Debemos decir que Monseñor estuvo abierto en sus últimos años a la posibilidad de un acercamiento entre los marxistas y los cristianos verdaderos, las diferencias filosóficas pueden representar para algunos una barrera infranqueable; pero son más los puntos que nos acercan que los que nos alejan de los cristianos consecuentes, y en el fondo la justicia y la transformación de la sociedad en un lugar digno donde poder vivir y desarrollarnos libremente nos vincula como hermanos de lucha. Ante esto Monseñor habló de un diálogo franco entre cristianismo y marxismo: “Para aquellos que se espantan del marxismo tan fácilmente, no por motivos cristianos sino por intereses egoístas; porque jamás habíamos visto tanto celo anticomunista como cuando ven en peligro sus intereses egoístas. Pero sí puede haber un diálogo, no para claudicar en los principios de la fe, sino para comprender qué se entiende hoy por comunismo, por marxismo. Y muchas veces, quienes se espantan más de los grandes males del comunismo, no se quieren fijar en los grandes males del capitalismo que está sacrificando a nuestro pueblo”.  (Homilía 2 de marzo de 1980, VIII p. 300).

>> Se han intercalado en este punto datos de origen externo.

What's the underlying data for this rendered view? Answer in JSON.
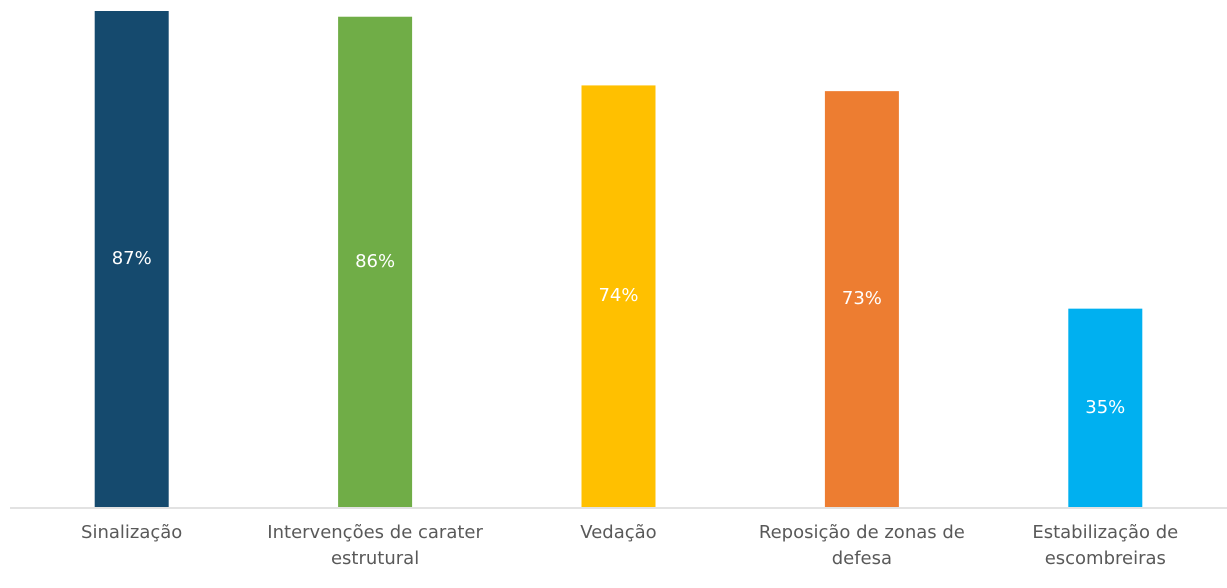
{
  "chart_data": {
    "type": "bar",
    "categories": [
      "Sinalização",
      "Intervenções de carater estrutural",
      "Vedação",
      "Reposição de zonas de defesa",
      "Estabilização de escombreiras"
    ],
    "values": [
      87,
      86,
      74,
      73,
      35
    ],
    "value_labels": [
      "87%",
      "86%",
      "74%",
      "73%",
      "35%"
    ],
    "colors": [
      "#154a6e",
      "#70ad47",
      "#ffc000",
      "#ed7d31",
      "#00b0f0"
    ]
  }
}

El capitalismo sigue vigente y sacrificando a la inmensa mayoría de la población a nivel mundial, nuestro deber es combatirlo de la manera más eficaz posible y retomar las enseñanzas que Monseñor nos dejara, capitular ante el perdón y el olvido es el más grato favor que podemos conceder a nuestros enemigos de clase, esos que ahora también celebran que Monseñor es Santo, pero que no tendrían reparo de volverlo a matar si resucita en su pueblo.

¡Organízate y lucha junto a las fuerzas del marxismo en El Salvador,eso te diría Monseñor Romero hoy!

¡Ni perdón, olvido o reconciliación, queremos justicia y revolución!